Between the mouth of Capilano River and Ambleside Beach, you have a good chance of catching a coho salmon from now until August too. If the level of Capilano River stays low, most of the fish will stage and feed at the river mouth. Early morning is generally most productive. If there is a low tide coinciding with dawn, then that's even better. Casting small jigs such as a buzz bomb, or spinners, would entice the odd fish to chase and grab your lure. Fly fishing also works great if fish are schooling close to shore.
Stave River is quite quiet during this time of the year compared to the fall salmon fishing season. This does not mean there are no fish in the system. There are coastal cutthroat trout, mountain whitefish, northern pikeminnow and peamouth chub feeding on salmon fry, insects and other invertebrates throughout the summer months. This is a good place to take your kids out and float fish for them with bait. Bait which works well include dew worm, shrimp and single eggs.
The closest store to Stave River is Hatch Match'r Fly and Tackle in Maple Ridge. This is your best one-stop shop on the North side of Fraser Valley. New owner Nick and his staff are always happy to help you, whether you are a beginner or a seasoned angler. They are open seven days a week. They also have ongoing seminars for both novice and experienced anglers.
Chilliwack River has been closed to fishing throughout the month of June. This is the seasonal closure to protect outmigrating juvenile salmonids as well as winter steelhead kelts. The river reopens on July 1st, and anglers can target summer chinook salmon. This chinook salmon fishery is entirely hatchery enhanced, and can be good throughout the month of July before tapering off in early August. Due to the sun and heat, fishing is usually best really early in the morning around dawn. Once the sun hits the water, fish tend to stop biting. Float fishing with roe works best for chinook salmon.
There is also a good abundance of hatchery "rainbow trout" in the river throughout the summer. These are in fact juvenile steelhead which were released by the hatchery in early May. Keeping them is allowed, as biologists would like them to be removed from the river if they have not travelled into the estuaries already. This is to prevent any hatchery juvenile steelhead becoming resident rainbow trout which would compete and predate on native wild salmonids. Please ensure that all wild trout are released with care. A hatchery trout can be identified by the absence of the adipose fin.
Tidal Fraser River is pretty dirty as it experiences freshet until late August. Sturgeon fishing is available and can be done from shore at certain locations. This is a catch and release fishery so please handle these fish with care. Bull trout can also be caught and released by using roe on the bottom.
Coarse fish such as pikeminnow, peamouth chub, largescale sucker, redside shiner are also very abundant in the tidal portion of the Fraser River during this time of the year. You can catch them by fishing with a variety of bait near the bottom. Dew worm, dough balls, shrimp are all good bait to try out. Use a small hook, size 8 or smaller, as these fish tend to have a small mouth.
Skagit River reopens to fishing on July 1st. This is a catch and release fishery for rainbow trout and bull trout. Most of the rainbow trout encountered are between 12 and 16 inches in length. A light fly or spinning rod is ideal for this fishery. Bull trout in this river system can get up to 4 to 6lb, these can be caught by either fly fishing with a big streamer or swinging a spoon with a spinning rod. Please note that mosquitoes can be quite active in this watershed so be very prepared by bringing bug spray.

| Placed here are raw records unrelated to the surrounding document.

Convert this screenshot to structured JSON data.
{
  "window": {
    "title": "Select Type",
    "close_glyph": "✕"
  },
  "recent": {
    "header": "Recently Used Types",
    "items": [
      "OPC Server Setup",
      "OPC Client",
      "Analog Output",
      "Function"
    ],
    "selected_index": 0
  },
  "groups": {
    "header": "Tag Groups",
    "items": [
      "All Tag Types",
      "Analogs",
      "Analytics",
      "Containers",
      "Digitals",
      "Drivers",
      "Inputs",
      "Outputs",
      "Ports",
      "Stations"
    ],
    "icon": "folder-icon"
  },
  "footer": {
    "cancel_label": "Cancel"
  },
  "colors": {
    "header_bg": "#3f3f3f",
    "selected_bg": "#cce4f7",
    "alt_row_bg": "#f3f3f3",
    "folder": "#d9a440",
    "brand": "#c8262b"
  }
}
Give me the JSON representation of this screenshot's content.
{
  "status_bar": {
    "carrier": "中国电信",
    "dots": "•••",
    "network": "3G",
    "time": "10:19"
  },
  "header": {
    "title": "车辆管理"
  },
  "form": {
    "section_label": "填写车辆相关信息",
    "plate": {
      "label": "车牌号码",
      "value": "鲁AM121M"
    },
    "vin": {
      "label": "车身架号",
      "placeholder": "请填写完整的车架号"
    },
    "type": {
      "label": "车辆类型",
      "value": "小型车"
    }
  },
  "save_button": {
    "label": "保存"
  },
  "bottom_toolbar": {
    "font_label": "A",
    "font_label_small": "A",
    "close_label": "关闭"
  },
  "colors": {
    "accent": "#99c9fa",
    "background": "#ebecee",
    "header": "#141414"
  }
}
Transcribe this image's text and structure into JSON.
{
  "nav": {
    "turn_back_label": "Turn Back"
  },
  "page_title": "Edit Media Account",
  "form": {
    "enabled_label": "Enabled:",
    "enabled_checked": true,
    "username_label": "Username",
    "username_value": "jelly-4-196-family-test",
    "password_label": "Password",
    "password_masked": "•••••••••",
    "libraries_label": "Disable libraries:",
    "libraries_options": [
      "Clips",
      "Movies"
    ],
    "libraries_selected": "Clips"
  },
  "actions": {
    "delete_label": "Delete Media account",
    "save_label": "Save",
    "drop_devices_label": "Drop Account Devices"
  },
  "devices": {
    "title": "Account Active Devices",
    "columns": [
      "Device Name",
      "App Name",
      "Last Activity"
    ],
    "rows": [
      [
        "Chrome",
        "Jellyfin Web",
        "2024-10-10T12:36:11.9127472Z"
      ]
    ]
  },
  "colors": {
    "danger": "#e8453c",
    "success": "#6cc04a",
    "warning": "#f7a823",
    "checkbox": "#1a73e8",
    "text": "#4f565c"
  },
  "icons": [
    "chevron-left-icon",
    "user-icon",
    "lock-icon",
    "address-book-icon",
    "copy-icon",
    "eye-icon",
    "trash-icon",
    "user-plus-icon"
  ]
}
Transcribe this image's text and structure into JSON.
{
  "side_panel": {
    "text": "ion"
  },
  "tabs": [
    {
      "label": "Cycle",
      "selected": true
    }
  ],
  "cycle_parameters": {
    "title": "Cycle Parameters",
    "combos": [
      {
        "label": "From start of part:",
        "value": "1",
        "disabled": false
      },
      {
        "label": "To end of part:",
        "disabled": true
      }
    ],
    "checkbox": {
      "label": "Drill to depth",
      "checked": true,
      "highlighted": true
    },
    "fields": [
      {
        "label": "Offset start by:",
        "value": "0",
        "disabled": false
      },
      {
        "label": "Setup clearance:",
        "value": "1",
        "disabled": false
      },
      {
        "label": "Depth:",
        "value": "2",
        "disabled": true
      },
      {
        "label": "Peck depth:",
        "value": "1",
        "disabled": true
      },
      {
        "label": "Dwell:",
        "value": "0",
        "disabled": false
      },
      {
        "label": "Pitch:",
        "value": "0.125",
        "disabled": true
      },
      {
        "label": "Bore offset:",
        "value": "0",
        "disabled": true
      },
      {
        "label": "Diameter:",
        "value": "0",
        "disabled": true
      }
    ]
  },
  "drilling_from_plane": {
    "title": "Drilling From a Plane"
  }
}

Non-tidal portion of the Fraser River can be good for sturgeon fishing right now. Please be very careful as freshet is happening, the river is dirty and rising, plenty of debris such as large trees are floating down the river. You must be aware of your surroundings at all time. A mishap with the boat can be deadly under these conditions. Best sturgeon bait during this time of the year include lamprey, dew worm, eulachon and pikeminnow. It's best to head out with a licenced sturgeon fishing guide if you have never tried this before. We recommend Lang's Fishing Adventures.
Sumas River between Abbotsford and Chilliwack can be very good for carp fishing at the moment. There are also many other species found in this area, including largemouth bass, sunfish, pikeminnow, chub, shiner and sculpin. This multi-species fishery is an excellent place for family with young kids. Try bottom fishing with dew worm, dough balls, corn, salmon eggs. It is very hot at the moment, so this is an ideal location for evening outings.
Lakes around Metro Vancouver and Fraser Valley have all been stocked with catchable rainbow trout. These fish average around 250g and can be caught by float fishing or bottom fishing with bait, or lure fishing, or fly fishing. Urban lakes such as Deer Lake, Lafarge Lake, Como Lake, Rice Lake and Green Timbers Lake are ideal for those who rely on public transportation. Lakes further out in the Fraser Valley to try out include Mill Lake, Buntzen Lake, Sasamat Lake, Rolley Lake, Hicks Lake, Grace Lake and Weaver Lake. Because of the heat wave, shallow urban lakes are no longer that productive except perhaps the evening times. In bigger lakes where water is deeper at places, fishing can still be very good.
Kawkawa Lake's kokanee fishery has been productive. The average size of these kokanee is 12 to 14 inches long, but you can encounter the odd 16 and 18 inchers at times. You can troll for them, but the best method is anchoring up and bait fish near the bottom. Use your fish finder to mark fish and find depths which are around 40ft. A boat is definitely required for fishing at this lake. Best bait for kokanee are krill, shrimp, single eggs, corn. You can also jig for them by using a small spoon.
Cultus Lake has warmed up quite nicely. Largescale suckers can be seen feeding in the shallows, and it's easy to catch northern pikeminnow now. In recent years, smallmouth bass have been discovered at this lake and anglers are now targeting them. Majority of these fish are in the 1 to 2lb range but fish up to 4 or 5lb have been reported. They can be caught from shore. Jigging with a dropshot rig, dragging a tubebait, or retrieving a crankbait are the go-to methods for these smallmouth bass. For boat anglers, most of the fish have been caught in the 8 to 12 feet depth range.
Jones Lake near Chilliwack is a good location to target stocked cutthroat trout. These cutthroat trout can get up to 2lb large. There is also a high abundance of smaller rainbow trout in this lake. Access to the lake can be difficult, vehicles with 4X4 are needed. Launching a boat can be difficult at this lake too. Be prepared.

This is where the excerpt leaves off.